Gates, Meyer foundations give Oregon schools $10 million
PORTLAND – Oregon schools will get $10.6 million in grants from the Bill & Melinda Gates Foundation and the Oregon-based Meyer Memorial Trust, with the lion’s share of the money going to the Portland school district, Gov. Ted Kulongoski’s top education adviser and others said Wednesday.
The grants, which are to be formally announced today, are designed to help Portland and the state in the ongoing push to improve high school graduates’ readiness for college and the workforce beyond, James Sager said.
Kulongoski pledged that Oregon would be one of 13 states that raised high school standards at a Washington, D.C., meeting last February attended by 34 of the nation’s governors.
At that meeting, Microsoft founder Bill Gates gave a withering assessment of the nation’s high schools, dismissing existing models as obsolete, and calling for high schools to be redesigned to “meet the needs of the 21st century.”
Both the Gates Foundation and the Meyer Trust have been deeply involved in school reform issues over the past few years.

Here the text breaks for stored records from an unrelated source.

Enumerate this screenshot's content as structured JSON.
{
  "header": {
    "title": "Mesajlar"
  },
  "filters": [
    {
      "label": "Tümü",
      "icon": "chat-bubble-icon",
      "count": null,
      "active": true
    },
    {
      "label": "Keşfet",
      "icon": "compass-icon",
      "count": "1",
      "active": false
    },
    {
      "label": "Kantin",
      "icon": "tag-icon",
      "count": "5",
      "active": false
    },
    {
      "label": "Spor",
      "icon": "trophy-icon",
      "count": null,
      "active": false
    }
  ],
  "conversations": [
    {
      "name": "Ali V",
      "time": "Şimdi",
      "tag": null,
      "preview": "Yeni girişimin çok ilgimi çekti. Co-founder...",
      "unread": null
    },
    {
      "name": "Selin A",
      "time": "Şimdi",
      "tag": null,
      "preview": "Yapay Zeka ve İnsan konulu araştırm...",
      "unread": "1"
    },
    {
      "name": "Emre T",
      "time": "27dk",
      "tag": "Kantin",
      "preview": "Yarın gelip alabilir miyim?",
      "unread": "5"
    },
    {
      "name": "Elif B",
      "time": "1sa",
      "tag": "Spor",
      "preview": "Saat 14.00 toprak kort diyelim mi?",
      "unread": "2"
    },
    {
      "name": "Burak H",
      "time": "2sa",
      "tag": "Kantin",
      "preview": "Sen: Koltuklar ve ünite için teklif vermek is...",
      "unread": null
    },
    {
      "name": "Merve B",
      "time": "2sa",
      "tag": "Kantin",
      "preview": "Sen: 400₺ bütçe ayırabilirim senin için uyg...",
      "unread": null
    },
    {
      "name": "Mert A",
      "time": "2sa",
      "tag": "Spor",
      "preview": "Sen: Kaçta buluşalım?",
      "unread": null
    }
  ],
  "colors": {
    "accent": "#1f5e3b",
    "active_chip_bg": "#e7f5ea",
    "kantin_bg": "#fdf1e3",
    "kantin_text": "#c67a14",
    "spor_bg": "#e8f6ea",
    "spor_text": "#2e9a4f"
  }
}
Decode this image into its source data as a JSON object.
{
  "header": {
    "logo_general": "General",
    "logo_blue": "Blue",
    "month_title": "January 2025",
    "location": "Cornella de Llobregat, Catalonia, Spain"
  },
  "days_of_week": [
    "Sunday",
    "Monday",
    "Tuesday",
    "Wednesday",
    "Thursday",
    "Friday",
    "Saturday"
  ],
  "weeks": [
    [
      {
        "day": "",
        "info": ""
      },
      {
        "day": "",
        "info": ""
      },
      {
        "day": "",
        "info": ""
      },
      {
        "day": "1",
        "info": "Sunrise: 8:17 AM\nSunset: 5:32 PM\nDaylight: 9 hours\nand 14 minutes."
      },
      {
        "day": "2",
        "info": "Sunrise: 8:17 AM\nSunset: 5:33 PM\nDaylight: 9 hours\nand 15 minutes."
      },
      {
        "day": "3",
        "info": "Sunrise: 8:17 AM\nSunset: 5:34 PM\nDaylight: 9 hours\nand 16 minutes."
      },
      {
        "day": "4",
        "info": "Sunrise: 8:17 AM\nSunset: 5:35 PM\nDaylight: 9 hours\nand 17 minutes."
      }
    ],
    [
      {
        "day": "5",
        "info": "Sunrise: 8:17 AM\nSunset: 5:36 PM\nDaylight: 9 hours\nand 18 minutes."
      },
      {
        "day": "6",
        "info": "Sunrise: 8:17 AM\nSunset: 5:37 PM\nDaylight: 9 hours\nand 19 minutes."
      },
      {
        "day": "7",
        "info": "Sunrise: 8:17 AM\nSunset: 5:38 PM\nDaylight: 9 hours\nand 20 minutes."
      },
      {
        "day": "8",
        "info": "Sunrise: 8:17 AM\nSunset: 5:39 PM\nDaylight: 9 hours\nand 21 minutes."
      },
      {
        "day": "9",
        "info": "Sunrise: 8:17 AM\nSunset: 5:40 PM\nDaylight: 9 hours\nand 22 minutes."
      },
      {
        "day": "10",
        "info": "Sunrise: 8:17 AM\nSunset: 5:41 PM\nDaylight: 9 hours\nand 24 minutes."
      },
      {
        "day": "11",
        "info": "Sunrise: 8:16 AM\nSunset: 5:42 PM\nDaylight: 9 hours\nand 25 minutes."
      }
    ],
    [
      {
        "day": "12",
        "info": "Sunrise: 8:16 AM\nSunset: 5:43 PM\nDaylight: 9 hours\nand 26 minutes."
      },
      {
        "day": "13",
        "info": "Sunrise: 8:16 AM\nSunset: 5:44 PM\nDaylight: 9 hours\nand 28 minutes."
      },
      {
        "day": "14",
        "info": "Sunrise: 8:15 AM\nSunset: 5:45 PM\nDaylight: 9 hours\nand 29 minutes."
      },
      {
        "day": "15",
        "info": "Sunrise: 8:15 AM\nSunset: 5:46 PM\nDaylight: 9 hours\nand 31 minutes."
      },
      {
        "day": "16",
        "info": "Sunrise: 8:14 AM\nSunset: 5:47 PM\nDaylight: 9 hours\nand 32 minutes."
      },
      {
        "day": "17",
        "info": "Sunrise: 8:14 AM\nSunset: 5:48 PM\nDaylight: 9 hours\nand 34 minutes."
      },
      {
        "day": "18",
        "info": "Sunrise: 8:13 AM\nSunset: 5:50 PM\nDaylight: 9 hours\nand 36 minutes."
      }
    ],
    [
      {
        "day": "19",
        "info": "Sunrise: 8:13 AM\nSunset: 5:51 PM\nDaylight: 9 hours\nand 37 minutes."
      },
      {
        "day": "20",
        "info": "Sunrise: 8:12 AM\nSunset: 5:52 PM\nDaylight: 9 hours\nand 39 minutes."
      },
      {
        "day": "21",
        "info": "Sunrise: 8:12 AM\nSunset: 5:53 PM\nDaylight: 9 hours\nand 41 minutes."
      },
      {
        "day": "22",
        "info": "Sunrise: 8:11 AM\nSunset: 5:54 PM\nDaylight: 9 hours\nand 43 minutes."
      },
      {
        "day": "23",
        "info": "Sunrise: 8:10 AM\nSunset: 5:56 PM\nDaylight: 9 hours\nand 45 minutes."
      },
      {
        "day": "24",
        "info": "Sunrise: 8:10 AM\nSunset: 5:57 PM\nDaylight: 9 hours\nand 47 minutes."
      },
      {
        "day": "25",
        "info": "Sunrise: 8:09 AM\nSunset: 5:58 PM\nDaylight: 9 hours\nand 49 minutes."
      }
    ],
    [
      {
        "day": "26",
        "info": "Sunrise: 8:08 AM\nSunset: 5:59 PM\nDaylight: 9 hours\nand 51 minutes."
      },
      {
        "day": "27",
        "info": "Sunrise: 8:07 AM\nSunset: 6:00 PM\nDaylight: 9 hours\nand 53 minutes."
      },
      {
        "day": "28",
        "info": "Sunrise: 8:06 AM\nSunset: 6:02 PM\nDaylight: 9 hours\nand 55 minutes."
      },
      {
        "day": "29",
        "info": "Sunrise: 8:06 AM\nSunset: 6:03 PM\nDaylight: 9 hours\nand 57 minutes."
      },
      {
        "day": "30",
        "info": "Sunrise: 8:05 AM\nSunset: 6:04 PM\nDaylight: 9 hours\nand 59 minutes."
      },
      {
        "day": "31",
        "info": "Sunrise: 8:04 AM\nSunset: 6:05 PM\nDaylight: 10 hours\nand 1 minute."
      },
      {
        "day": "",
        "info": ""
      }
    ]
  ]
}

In Oregon the two have previously banded together to bankroll an initiative aimed primarily at helping large high schools subdivide into smaller “schools-within-a-school,” to give students more academic focus and guidance from teachers.
But this grant marks their first foray into Oregon’s ongoing push to raise high school graduation standards, on the heels of reports that about one-third of all Oregon students don’t graduate from high school.